Which isn’t to suggest that harnessing the Pygmalion effect will solve the employee engagement crisis overnight. The takeaway is much subtler: what you think about your employees shapes how you act toward them, which affects how they perform, which in turn affects what you believe about them. A virtuous cycle.
The same is obviously true in families, in friendships, and with ourselves. It bears thinking about. Changes in beliefs take time to become embedded in our thinking and even longer to show up in the responses of others. But it’s a step worth taking, given the huge potential rewards.
It was a study in the mid-1960s, led by Robert Rosenthal, a Harvard professor, and Lenore Jacobson, an elementary school principal in San Francisco, that first drew attention to the phenomenon (the Pygmalion effect is sometimes called the Rosenthal effect). The pair administered a test to students at the start of a school year to measure students’ IQs.

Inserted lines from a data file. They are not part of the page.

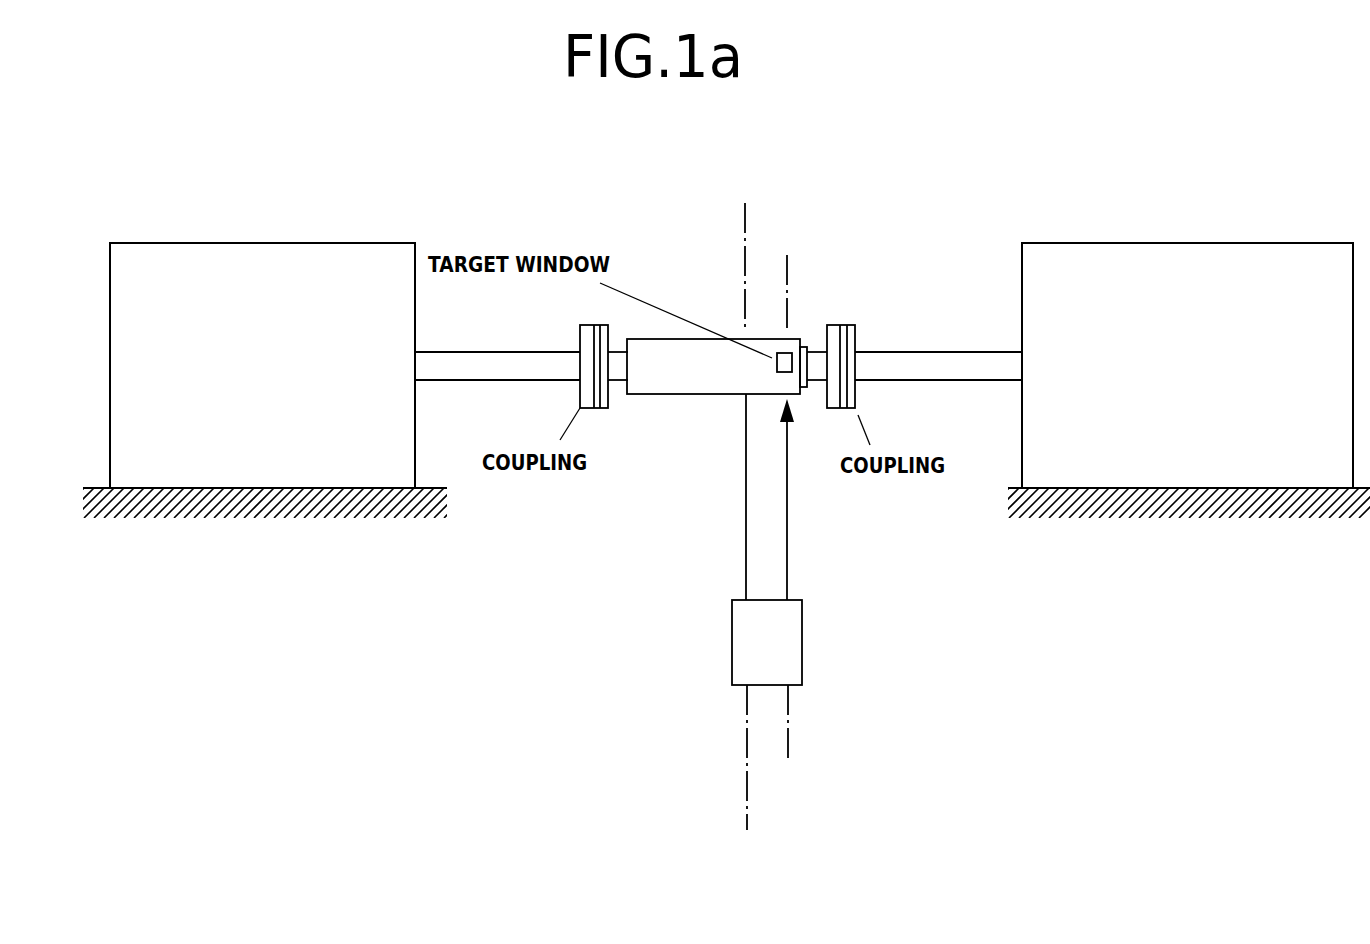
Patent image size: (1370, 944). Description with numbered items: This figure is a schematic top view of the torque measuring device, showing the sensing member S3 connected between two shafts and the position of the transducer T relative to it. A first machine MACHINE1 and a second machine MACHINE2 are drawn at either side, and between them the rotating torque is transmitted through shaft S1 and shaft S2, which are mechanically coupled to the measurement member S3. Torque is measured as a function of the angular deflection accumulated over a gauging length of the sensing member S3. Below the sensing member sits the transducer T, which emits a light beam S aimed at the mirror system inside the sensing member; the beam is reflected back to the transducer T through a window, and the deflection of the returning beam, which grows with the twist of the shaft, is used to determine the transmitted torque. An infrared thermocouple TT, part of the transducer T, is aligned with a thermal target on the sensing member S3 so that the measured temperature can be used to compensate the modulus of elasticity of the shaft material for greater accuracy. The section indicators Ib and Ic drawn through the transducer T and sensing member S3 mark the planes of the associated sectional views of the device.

The shaft S1 is at (505, 350).
The shaft S2 is at (922, 352).
The sensing member S3 is at (723, 396).
The light beam S is at (802, 499).
The infrared thermocouple TT is at (717, 499).
The transducer T is at (623, 647).
The section line Ib is at (787, 285).
The section line Ic is at (745, 229).
The machine 1 MACHINE1 is at (262, 365).
The machine 2 MACHINE2 is at (1187, 365).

When Rosenthal and Jacobson shared the test results with teachers, they told teachers the students had taken the “Harvard Test of Inflected Acquisition,” which identified the students mostly likely to “bloom.”
The Harvard Test was, of course, a sham, and no more accurate than a coin flip at predicting a student’s potential. Rosenthal and Jacobson had chosen the “bloomers” at random – but the teachers didn’t know that.
At the end of the year, Rosenthal and Jacobson found a marked difference in IQ scores between “bloomers” and “non-bloomers” – it seemed the fake Harvard Test had created very real distinctions in students’ performances.
Rosenthal, who sat in on classes throughout the year, concluded that the gulf had been caused by teachers’ beliefs. Since the teachers had expected students to perform differently, they had treated them differently. Rosenthal categorized the four most important differences.
1 Climate Through both verbal and non-verbal communication, teachers tended to create a warmer, friendlier environment for “bloomers.”
2 Input factor Since teachers believed “bloomers” were capable of handling more information, they gave them more information to handle.
3 Response opportunity Teachers gave “bloomers” more time to respond, called on them more often, and let them speak longer, believing these students would know or eventually arrive at the right answer.
4 Feedback “Bloomers” were praised more. And, more importantly, “bloomers” were given differentiated feedback; instead of a simple “wrong” or “good job,” teachers told “bloomers” what specifically they could do better or what they did right – crucial to learning and improving.